Compare the single-minded focus of a bird of prey with the seemingly random behavior of an herbivore… a Canada Goose for example. Of course the two geese who have taken up residence in Audubon’s backyard are nearly domesticated I suppose. Still, they retain some element of their wild relatives. (Neither can fly. One is overwintering a second time, the other is a new arrival – as of fall.) When it comes to food, these two seem to expend little effort. They dive for pond plants, nibble grasses when the snow melts, and clean up spilled seed under the bird feeders. Then they seem to take joy in swimming, diving, splashing… There must be joy in rising on a thermal, too… but it doesn’t seem as playful as splashing.
I suppose metaphors are to be made. No, I’m not implying that vegetarians are more playful than meat-eaters. I was thinking that sometimes my approach to a task is hawk-like, and other times I’m quite the goose. Four hours disappeared in the blink of an eye the other day when I was working on my winter fungus book… and I got a lot done! I never have that kind of focus on… say… house cleaning. It goes more like this: “A magazine belongs in the magazine rack. Wait, I haven’t read this one yet. Oh let’s just take a few minutes to flip through it… or read it cover-to-cover…” An hour is gone in the blink of an eye and not one bit of house cleaning is done. What a goose!
Some people I know are mostly hawks… serious, single-minded. Others are geese, dabbling here, dabbling there. Some can ease between modes seamlessly.
Today, right this moment: are you a hawk or a goose?
Goose, of course.
(but splashing very determinedly!)
I try to be a hawk but I only end up looking like a goose! 🙂
I probably have lots of hawk in me but might be some kind of hybrid goose!
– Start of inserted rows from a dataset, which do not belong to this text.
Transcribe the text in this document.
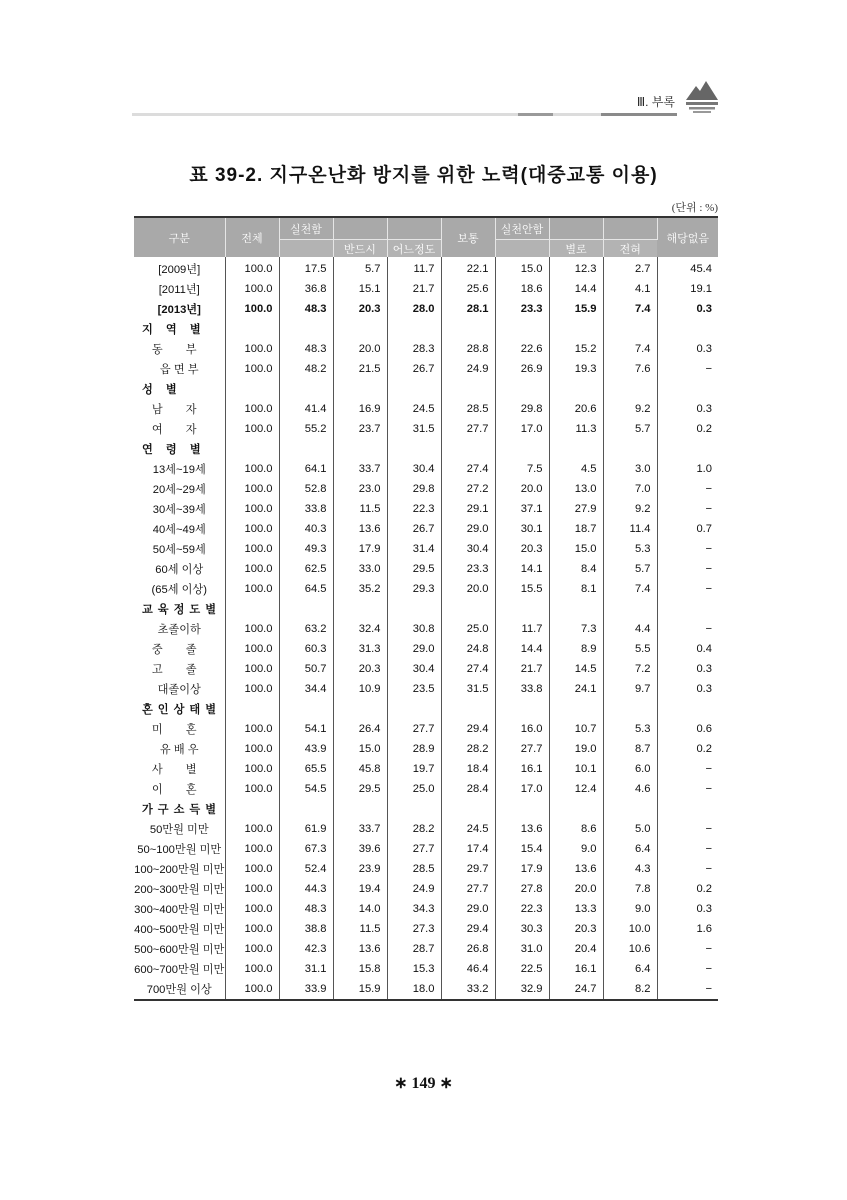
Ⅲ. 부록
표 39-2. 지구온난화 방지를 위한 노력(대중교통 이용)
(단위 : %)
구분	전체	실천함			보통	실천안함			해당없음
			반드시	어느정도			별로	전혀	
[2009년]	100.0	17.5	5.7	11.7	22.1	15.0	12.3	2.7	45.4
[2011년]	100.0	36.8	15.1	21.7	25.6	18.6	14.4	4.1	19.1
[2013년]	100.0	48.3	20.3	28.0	28.1	23.3	15.9	7.4	0.3
지 역 별									
동 부	100.0	48.3	20.0	28.3	28.8	22.6	15.2	7.4	0.3
읍 면 부	100.0	48.2	21.5	26.7	24.9	26.9	19.3	7.6	−
성 별									
남 자	100.0	41.4	16.9	24.5	28.5	29.8	20.6	9.2	0.3
여 자	100.0	55.2	23.7	31.5	27.7	17.0	11.3	5.7	0.2
연 령 별									
13세~19세	100.0	64.1	33.7	30.4	27.4	7.5	4.5	3.0	1.0
20세~29세	100.0	52.8	23.0	29.8	27.2	20.0	13.0	7.0	−
30세~39세	100.0	33.8	11.5	22.3	29.1	37.1	27.9	9.2	−
40세~49세	100.0	40.3	13.6	26.7	29.0	30.1	18.7	11.4	0.7
50세~59세	100.0	49.3	17.9	31.4	30.4	20.3	15.0	5.3	−
60세 이상	100.0	62.5	33.0	29.5	23.3	14.1	8.4	5.7	−
(65세 이상)	100.0	64.5	35.2	29.3	20.0	15.5	8.1	7.4	−
교육정도별									
초졸이하	100.0	63.2	32.4	30.8	25.0	11.7	7.3	4.4	−
중 졸	100.0	60.3	31.3	29.0	24.8	14.4	8.9	5.5	0.4
고 졸	100.0	50.7	20.3	30.4	27.4	21.7	14.5	7.2	0.3
대졸이상	100.0	34.4	10.9	23.5	31.5	33.8	24.1	9.7	0.3
혼인상태별									
미 혼	100.0	54.1	26.4	27.7	29.4	16.0	10.7	5.3	0.6
유 배 우	100.0	43.9	15.0	28.9	28.2	27.7	19.0	8.7	0.2
사 별	100.0	65.5	45.8	19.7	18.4	16.1	10.1	6.0	−
이 혼	100.0	54.5	29.5	25.0	28.4	17.0	12.4	4.6	−
가구소득별									
50만원 미만	100.0	61.9	33.7	28.2	24.5	13.6	8.6	5.0	−
50~100만원 미만	100.0	67.3	39.6	27.7	17.4	15.4	9.0	6.4	−
100~200만원 미만	100.0	52.4	23.9	28.5	29.7	17.9	13.6	4.3	−
200~300만원 미만	100.0	44.3	19.4	24.9	27.7	27.8	20.0	7.8	0.2
300~400만원 미만	100.0	48.3	14.0	34.3	29.0	22.3	13.3	9.0	0.3
400~500만원 미만	100.0	38.8	11.5	27.3	29.4	30.3	20.3	10.0	1.6
500~600만원 미만	100.0	42.3	13.6	28.7	26.8	31.0	20.4	10.6	−
600~700만원 미만	100.0	31.1	15.8	15.3	46.4	22.5	16.1	6.4	−
700만원 이상	100.0	33.9	15.9	18.0	33.2	32.9	24.7	8.2	−
∗ 149 ∗
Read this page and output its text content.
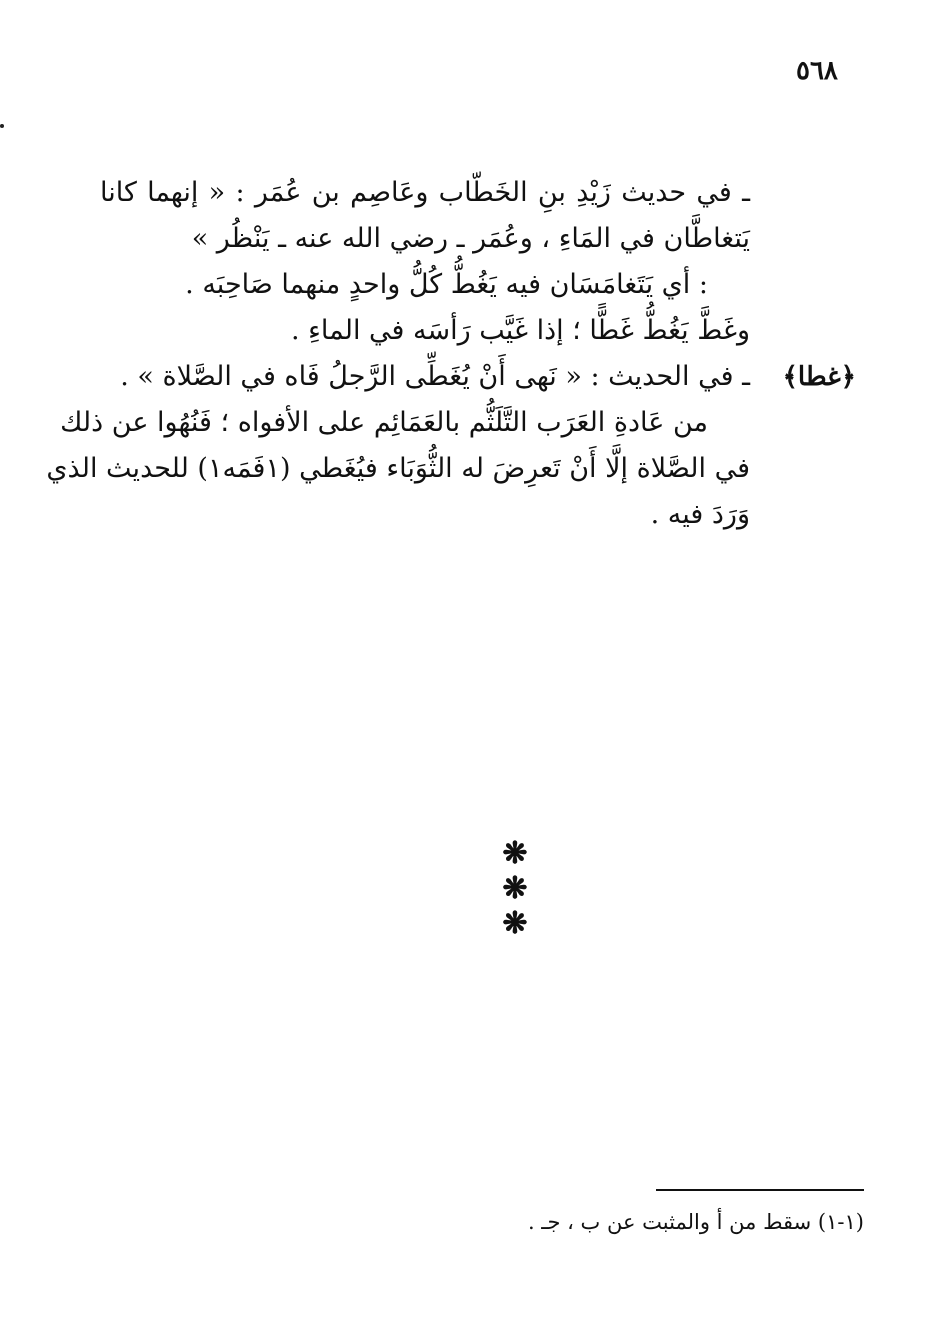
٥٦٨
ـ في حديث زَيْدِ بنِ الخَطّاب وعَاصِم بن عُمَر : « إنهما كانا
يَتغاطَّان في المَاءِ ، وعُمَر ـ رضي الله عنه ـ يَنْظُر »
: أي يَتَغامَسَان فيه يَغُطُّ كُلُّ واحدٍ منهما صَاحِبَه .
وغَطَّ يَغُطُّ غَطًّا ؛ إذا غَيَّب رَأسَه في الماءِ .
ـ في الحديث : « نَهى أَنْ يُغَطِّى الرَّجلُ فَاه في الصَّلاة » .
من عَادةِ العَرَب التَّلَثُّم بالعَمَائِم على الأفواه ؛ فَنُهُوا عن ذلك
في الصَّلاة إلَّا أَنْ تَعرِضَ له الثُّوَبَاء فيُغَطي (١فَمَه١) للحديث الذي
وَرَدَ فيه .
﴿غطا﴾
❋ ❋ ❋
(١-١) سقط من أ والمثبت عن ب ، جـ .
English Profs are always geese! 🙂
I am definitely a goose in almost every way unless I’ve got a new ball of yarn and pattern….then I have amazing focus in figuring out the pattern and watching something new and beautiful emerge from my knitting needles.
Definitely a goose which probably explains my insubstantial financial portfolio!
Very interesting post. Love the metaphor! I’m a hawk at work, but a goose at home.
I think there are far more “geese” in the world than “hawks”. Mother Goose just wouldn’t be right as Mother Hawk. “Wild goose chase”, “don’t kill the goose that lays the golden egg”…,
I am a goose for sure 🙂
Mostly a goose here, especially early in the morning.
If the webbed foot fits, I’ll wear it.